Bitcoin is frustratingly inefficient compared to it’s many offspring. Transactions are slower and more costly than ever before, leaving users asking “This sucks! What’s next?”
There are 2 main approaches to scaling the Bitcoin network:
1. The Lightning Network:
Similar to Raiden or Trinity, this solution is simply moving the load from the Bitcoin network to an improved off-chain solution. This proposed solution is in development for many of the major cryptocurrency platforms, and while it seems promising, some say the Lightning Network is mathematically impossible.
2. Bigger Blocks:
Making each of Bitcoin’s mined blocks process more transactions seems like a straightforward solution. Bitcoin blocks today are limited to 1MB, if we increase that to 10MB, we could have ten times as many transactions, right?
Here are the potential problems with simply increasing the block loads:
– A hard fork requires waiting for sufficient consensus.
– Risk of catastrophic consensus failure
– An emergency hard fork that can achieve consensus can be deployed on a short time period if needed.
– Orphan rate amplification, more reorgs and double-spends due to slower propagation speeds.

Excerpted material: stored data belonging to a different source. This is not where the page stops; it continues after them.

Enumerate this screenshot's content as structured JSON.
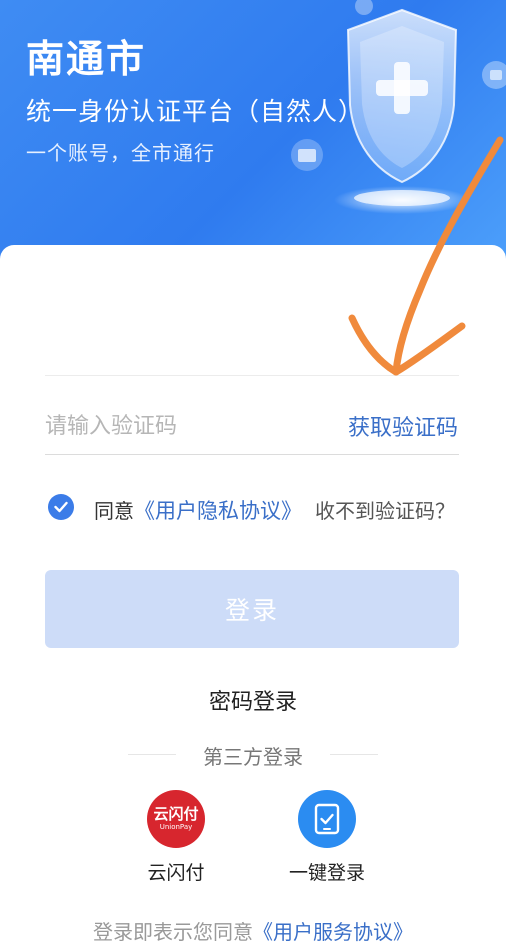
{
  "header": {
    "city": "南通市",
    "platform": "统一身份认证平台（自然人）",
    "slogan": "一个账号，全市通行"
  },
  "form": {
    "code_placeholder": "请输入验证码",
    "get_code_label": "获取验证码",
    "agree_prefix": "同意",
    "agree_link": "《用户隐私协议》",
    "no_code_label": "收不到验证码？",
    "login_label": "登录",
    "password_login_label": "密码登录"
  },
  "third_party": {
    "title": "第三方登录",
    "options": [
      {
        "label": "云闪付",
        "logo_text": "云闪付",
        "logo_sub": "UnionPay",
        "icon": "unionpay-icon"
      },
      {
        "label": "一键登录",
        "icon": "phone-check-icon"
      }
    ]
  },
  "footer": {
    "prefix": "登录即表示您同意",
    "link": "《用户服务协议》"
  },
  "colors": {
    "header_blue": "#2f7bef",
    "link_blue": "#3a6fc8",
    "button_disabled": "#cddcf8",
    "unionpay_red": "#d7262e",
    "annotation_orange": "#f08a3c"
  }
}
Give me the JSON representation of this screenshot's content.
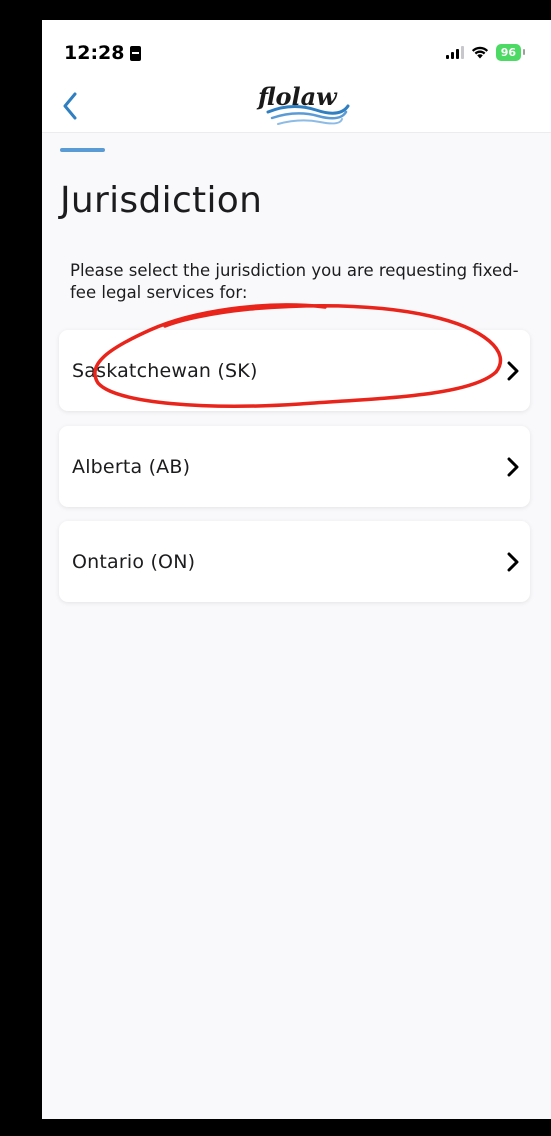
{
  "status_bar": {
    "time": "12:28",
    "battery_percent": "96",
    "icons": [
      "focus-icon",
      "signal-icon",
      "wifi-icon",
      "battery-icon"
    ],
    "battery_color": "#4cd964"
  },
  "nav": {
    "back_icon": "chevron-left-icon",
    "logo_text": "flolaw",
    "accent_color": "#2f7fc1"
  },
  "page": {
    "title": "Jurisdiction",
    "instruction": "Please select the jurisdiction you are requesting fixed-fee legal services for:",
    "progress_color": "#5b9bd5"
  },
  "options": [
    {
      "label": "Saskatchewan (SK)",
      "icon": "chevron-right-icon"
    },
    {
      "label": "Alberta (AB)",
      "icon": "chevron-right-icon"
    },
    {
      "label": "Ontario (ON)",
      "icon": "chevron-right-icon"
    }
  ],
  "annotation": {
    "shape": "freehand-circle",
    "color": "#e8241b",
    "target": "Saskatchewan (SK)"
  }
}
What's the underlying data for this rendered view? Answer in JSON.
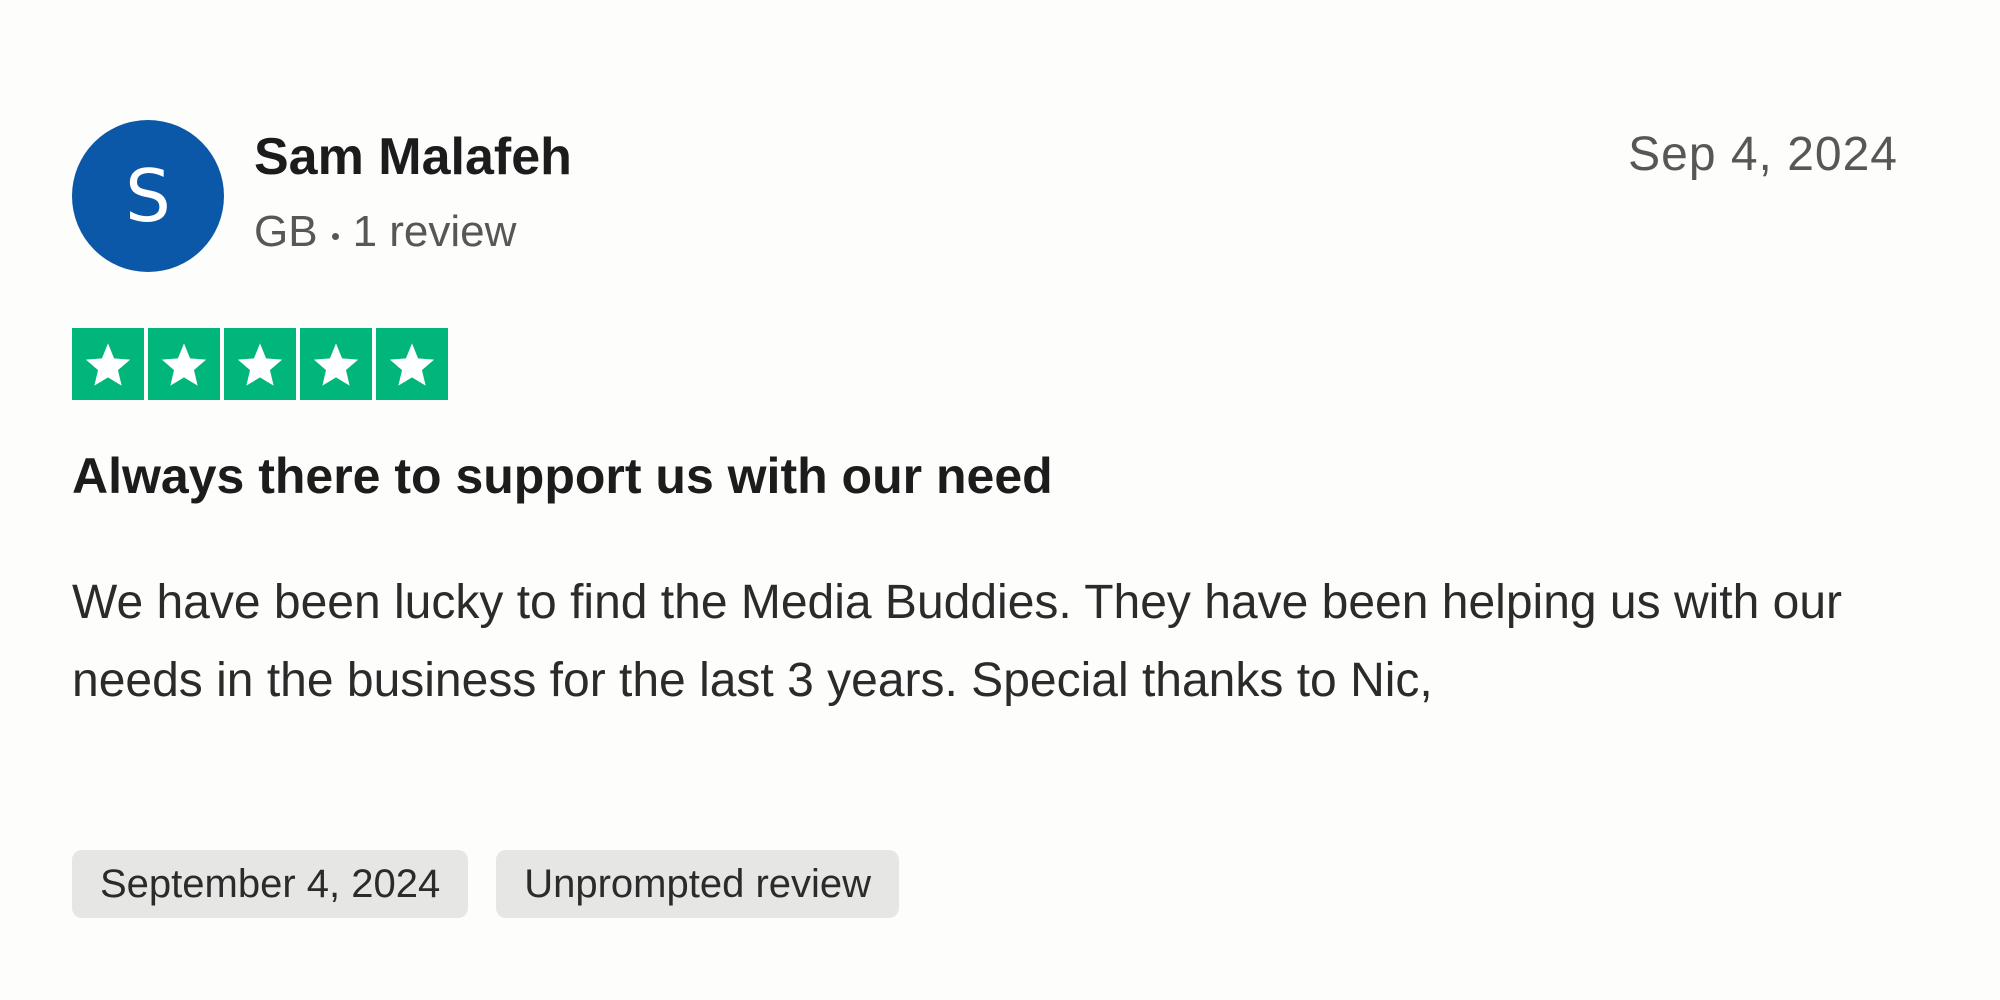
{
  "reviewer": {
    "initial": "S",
    "name": "Sam Malafeh",
    "country": "GB",
    "review_count": "1 review",
    "avatar_color": "#0b58a8"
  },
  "review": {
    "date_short": "Sep 4, 2024",
    "rating": 5,
    "rating_max": 5,
    "star_color": "#00b67a",
    "title": "Always there to support us with our need",
    "body": "We have been lucky to find the Media Buddies. They have been helping us with our needs in the business for the last 3 years. Special thanks to Nic,"
  },
  "tags": {
    "date_of_experience": "September 4, 2024",
    "review_type": "Unprompted review"
  },
  "icons": {
    "star": "star-icon"
  }
}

– “Congestion” concerns can be solved with mempool improvements including transaction eviction.
– No amount of max block size would support all the world’s future transactions on the main blockchain (various types of off-chain transactions are the only long-term solution)
– Fast block propagation is either not clearly viable, or (eg, IBLT) creates centralised controls.
While this solution is possible, it’s the technological equivalent to applying a band-aid.
Though it once acted as the face of cryptocurrency and introduced the idea of distributed ledgers and digital assets, it’s time to usher in more promising technology.